Jim Foreman is a superhero (courtesy of Elisa)

Feb 03, 2006 00:14

This is the second funniest article the battalion has printed. It's only trumped by Tommi Ivey's high speed chases article. This one is actually meant to be funny; hence the title "On a lighter note".

Here's my favorite paragraph

Basically, Pluto is the Texas Tech of the solar system. No one really wants to go there, nothing good comes out of it and it takes 249 years to make one orbit (comparable to the time it takes for a Red Raider to get a degree). Better time would have been spent by sending a nuclear missile rather than a spacecraft. Knocking it clear out of orbit would have been a worthy cause.

The rest is here
On Jan. 19, NASA launched the New Horizons spacecraft on the first ever voyage to Pluto. It can be summed up as one long, boring trip for an expensive piece of machinery and one giant waste of time for mankind.

Let's get one thing straight: Pluto is not a real planet. It's a sad excuse for a planet that was meandering along through the universe like a stray cat and somehow got sucked into the sun's gravitational pull. It is the red-headed stepchild of the solar system and was only allowed to stay to help elementary school kids remember the names of the planets by way of "My Very Excited Mother Just Sat Upon Nine Pizzas," which corresponds to the order of the planets (Mercury, Venus, Earth, Mars, Jupiter, Saturn, Uranus, Neptune and Poor-excuse-for-a-planet-Pluto).

While the rest of the planets orbit the sun in circles and on a flat plane, Pluto hurtles through space on a catawampus orbit shaped like an oval and tilted 15 degrees. This causes it to butt in front of Neptune from time to time. Such reckless behavior is sure to eventually lead to a collision, not to mention the confusion it causes those poor kids when their clever phrase is changed to "My Very Excited Mother Just Sat Upon Pizzas Nine." Shakespearean as it may sound, it's just not the same.

Basically, Pluto is the Texas Tech of the solar system. No one really wants to go there, nothing good comes out of it and it takes 249 years to make one orbit (comparable to the time it takes for a Red Raider to get a degree). Better time would have been spent by sending a nuclear missile rather than a spacecraft. Knocking it clear out of orbit would have been a worthy cause.

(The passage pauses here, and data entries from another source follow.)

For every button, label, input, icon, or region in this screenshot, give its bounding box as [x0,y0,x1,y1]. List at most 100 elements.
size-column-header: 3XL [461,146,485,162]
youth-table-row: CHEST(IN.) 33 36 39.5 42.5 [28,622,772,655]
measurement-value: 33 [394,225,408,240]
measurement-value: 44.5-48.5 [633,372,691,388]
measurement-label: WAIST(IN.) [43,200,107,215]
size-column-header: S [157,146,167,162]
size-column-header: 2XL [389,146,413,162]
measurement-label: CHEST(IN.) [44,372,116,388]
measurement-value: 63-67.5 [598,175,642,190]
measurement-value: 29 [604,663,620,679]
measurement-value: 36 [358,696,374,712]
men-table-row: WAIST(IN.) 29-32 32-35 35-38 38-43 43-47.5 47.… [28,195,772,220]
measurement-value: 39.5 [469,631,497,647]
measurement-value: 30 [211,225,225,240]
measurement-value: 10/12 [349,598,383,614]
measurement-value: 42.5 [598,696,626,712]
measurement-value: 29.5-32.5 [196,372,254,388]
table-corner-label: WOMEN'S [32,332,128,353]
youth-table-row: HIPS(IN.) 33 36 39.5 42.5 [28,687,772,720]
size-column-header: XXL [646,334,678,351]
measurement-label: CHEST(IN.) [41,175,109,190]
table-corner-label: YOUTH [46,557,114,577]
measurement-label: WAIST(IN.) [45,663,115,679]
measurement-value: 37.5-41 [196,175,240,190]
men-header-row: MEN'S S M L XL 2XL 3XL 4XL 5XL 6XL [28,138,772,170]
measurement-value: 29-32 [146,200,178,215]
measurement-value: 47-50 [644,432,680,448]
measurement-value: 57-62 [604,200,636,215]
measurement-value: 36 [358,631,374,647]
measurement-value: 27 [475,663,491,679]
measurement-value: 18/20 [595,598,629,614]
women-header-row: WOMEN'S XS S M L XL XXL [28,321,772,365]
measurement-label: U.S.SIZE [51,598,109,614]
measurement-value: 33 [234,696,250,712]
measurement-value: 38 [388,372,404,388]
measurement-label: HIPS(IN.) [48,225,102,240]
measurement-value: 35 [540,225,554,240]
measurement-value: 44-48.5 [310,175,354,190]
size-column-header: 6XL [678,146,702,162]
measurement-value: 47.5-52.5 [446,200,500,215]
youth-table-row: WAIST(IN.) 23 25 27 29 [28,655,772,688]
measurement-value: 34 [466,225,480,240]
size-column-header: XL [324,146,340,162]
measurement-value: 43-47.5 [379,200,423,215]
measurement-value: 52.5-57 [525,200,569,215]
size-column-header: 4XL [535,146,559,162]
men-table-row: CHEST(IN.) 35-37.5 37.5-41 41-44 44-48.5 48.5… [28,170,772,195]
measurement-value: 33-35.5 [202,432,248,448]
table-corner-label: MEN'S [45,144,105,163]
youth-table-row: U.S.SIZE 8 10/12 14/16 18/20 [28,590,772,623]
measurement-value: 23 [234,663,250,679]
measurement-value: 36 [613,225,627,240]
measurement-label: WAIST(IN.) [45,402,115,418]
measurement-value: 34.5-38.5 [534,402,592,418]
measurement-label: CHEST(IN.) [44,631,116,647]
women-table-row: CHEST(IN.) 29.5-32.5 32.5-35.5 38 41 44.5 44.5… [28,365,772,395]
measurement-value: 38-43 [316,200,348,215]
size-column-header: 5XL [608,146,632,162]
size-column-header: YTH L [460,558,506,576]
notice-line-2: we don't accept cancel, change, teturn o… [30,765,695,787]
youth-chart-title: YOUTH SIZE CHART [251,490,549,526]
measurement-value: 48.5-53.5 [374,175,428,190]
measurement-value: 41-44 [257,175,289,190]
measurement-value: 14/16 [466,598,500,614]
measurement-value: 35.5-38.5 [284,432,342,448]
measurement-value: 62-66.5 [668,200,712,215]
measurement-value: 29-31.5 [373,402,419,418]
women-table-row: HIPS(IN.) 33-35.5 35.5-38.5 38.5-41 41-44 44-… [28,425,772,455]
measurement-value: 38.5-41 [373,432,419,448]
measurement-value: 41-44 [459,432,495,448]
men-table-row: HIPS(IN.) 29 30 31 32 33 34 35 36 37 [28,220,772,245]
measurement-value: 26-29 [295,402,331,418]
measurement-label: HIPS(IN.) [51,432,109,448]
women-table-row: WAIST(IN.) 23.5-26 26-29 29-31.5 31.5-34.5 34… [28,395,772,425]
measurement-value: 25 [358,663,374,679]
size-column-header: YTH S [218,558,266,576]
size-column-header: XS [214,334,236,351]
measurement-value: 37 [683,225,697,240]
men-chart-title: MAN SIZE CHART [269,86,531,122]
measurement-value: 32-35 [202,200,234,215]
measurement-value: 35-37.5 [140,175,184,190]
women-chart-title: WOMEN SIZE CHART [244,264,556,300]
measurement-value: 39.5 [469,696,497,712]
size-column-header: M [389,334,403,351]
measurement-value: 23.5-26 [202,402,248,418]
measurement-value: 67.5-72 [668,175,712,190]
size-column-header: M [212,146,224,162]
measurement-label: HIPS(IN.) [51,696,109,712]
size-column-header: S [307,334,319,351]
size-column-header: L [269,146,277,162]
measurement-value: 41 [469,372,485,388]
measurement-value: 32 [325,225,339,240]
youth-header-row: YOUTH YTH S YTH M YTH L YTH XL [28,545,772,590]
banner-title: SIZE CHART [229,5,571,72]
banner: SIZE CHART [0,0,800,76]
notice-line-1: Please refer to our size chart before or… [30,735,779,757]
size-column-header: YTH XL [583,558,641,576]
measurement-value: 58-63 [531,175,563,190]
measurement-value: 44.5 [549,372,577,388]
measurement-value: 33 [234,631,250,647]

However, scientists claim that a wealth of knowledge will be attained from data accumulated by New Horizons. Apparently Pluto and its moon may contain ice that could possibly provide clues to the theoretical origin of the solar system. Unless that spherical popsicle turns out to be so chock full of oil it will lower gas prices to 99 cents a gallon, nobody will really care, except for a small minority of scientists who have nothing better to do than wait for the rocket to make the 10 year voyage. Obviously if there's enough plutonium out there to power the New Horizons to Pluto, then there must be enough to blow it up as well, and who is the geek who thought it would be cool to power a Pluto-bound spaceship with plutonium anyway?

Scientists may think Pluto is a real gem, but did they even consider the feelings of the other planets? What about Uranus? That poor planet has been nothing more than a punch-line ever since it was named. And how about Venus? Sure the Mars Rover failed to find any little green men on the Red Planet, but that doesn't mean there aren't any little green women on Venus. One would think scientists would be more interested in finding women than ice, but apparently Pluto is just too cool to be ignored (no pun intended).

While some may argue that Pluto is merely an anomaly and should be respected for its contrast to other planets, that argument is null and void. The duck-billed platypus is a cute and furry anomaly of mammals that is appreciated by animal lovers everywhere, but it's obviously the result of someone peeing in the gene pool; the end does not justify the means. Pluto, on the other hand, lacks the cute fuzziness that incites the protection of PETA and hence there is nothing morally wrong with blasting it into itty-bitty pieces in a Star Wars-esque fashion.